- Born: around 1560 Jamoigne, Duchy of Luxembourg, Habsburg Netherlands
- Died: 11 December 1633 Ghent, County of Flanders, Spanish Netherlands
- Allegiance: Habsburg
- Service years: 1584-1588
- Rank: captain
- Conflicts: Siege of Antwerp (1585), Siege of Grave (1586), Siege of Venlo (1586), Siege of Zutphen (1586), Siege of Sluis (1587), Siege of Bergen op Zoom (1588)
- Spouse: Marguerite de Steenlant
- Other work: courtier, councillor, diplomat

= Gilles du Faing =

Gilles du Faing (c. 1560–1633), lord of Linay and Griffemont, baron of Jamoigne, was a soldier and diplomat in the service of Philip II of Spain and the Archdukes Albert and Isabella.

==Life==
Du Faing was born to Jean du Faing and Françoise de Cugnon in Jamoigne (now part of Chiny), in the Duchy of Luxembourg, around 1560.

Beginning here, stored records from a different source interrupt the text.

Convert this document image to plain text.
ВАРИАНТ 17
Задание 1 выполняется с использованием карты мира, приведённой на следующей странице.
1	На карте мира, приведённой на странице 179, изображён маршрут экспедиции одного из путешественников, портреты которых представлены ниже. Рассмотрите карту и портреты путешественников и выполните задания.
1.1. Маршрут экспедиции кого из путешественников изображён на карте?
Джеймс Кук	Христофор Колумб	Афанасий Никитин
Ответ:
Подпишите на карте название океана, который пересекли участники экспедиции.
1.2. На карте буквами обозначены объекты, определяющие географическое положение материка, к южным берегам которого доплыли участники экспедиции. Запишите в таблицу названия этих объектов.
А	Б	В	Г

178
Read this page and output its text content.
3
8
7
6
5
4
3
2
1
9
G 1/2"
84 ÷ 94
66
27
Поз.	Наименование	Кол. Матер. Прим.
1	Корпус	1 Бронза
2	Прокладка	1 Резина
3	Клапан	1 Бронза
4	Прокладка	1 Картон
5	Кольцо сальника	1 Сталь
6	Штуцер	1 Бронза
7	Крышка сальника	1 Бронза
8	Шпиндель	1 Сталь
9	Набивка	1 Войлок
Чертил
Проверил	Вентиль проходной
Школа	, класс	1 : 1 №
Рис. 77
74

After his studies he became captain of a company in a High German regiment of the Army of Flanders, taking part in the Sieges of Antwerp, Grave, Venlo, Zutphen, Sluis, and Bergen op Zoom. Sent to the royal court in Spain by the Duke of Parma, he remained there for five years on business relating to the Low Countries and the war with France, and in 1595 was knighted by Philip II for his services.

He returned to the Low Countries as a gentleman in the household of the Governor General, Archduke Albert, who in 1596 also appointed him a councillor of the Council of Luxembourg. He wrote an account of Albert's 1598 journey to Spain, and his return with Isabella. In 1600 he was appointed provost of Chiny, and in 1617 high bailiff of the County of Flanders. In 1623 his seigneury of Jamoigne was raised to the status of barony by Philip IV of Spain.

Over the course of his life he undertook 26 official or unofficial diplomatic missions, visiting neighbouring courts in France, Lorraine, Jülich, and Liège, as well as further afield in Germany, Italy and Denmark. In 1600 he was one of the representatives of the Burgundian Circle at a diet in Speyer.

He died in Ghent on 11 December 1633. He was survived by his wife, Marguerite de Steenlant (died 1655), and a son, Philippe-François, baron of Jamoigne, who likewise served on the Council of Luxembourg.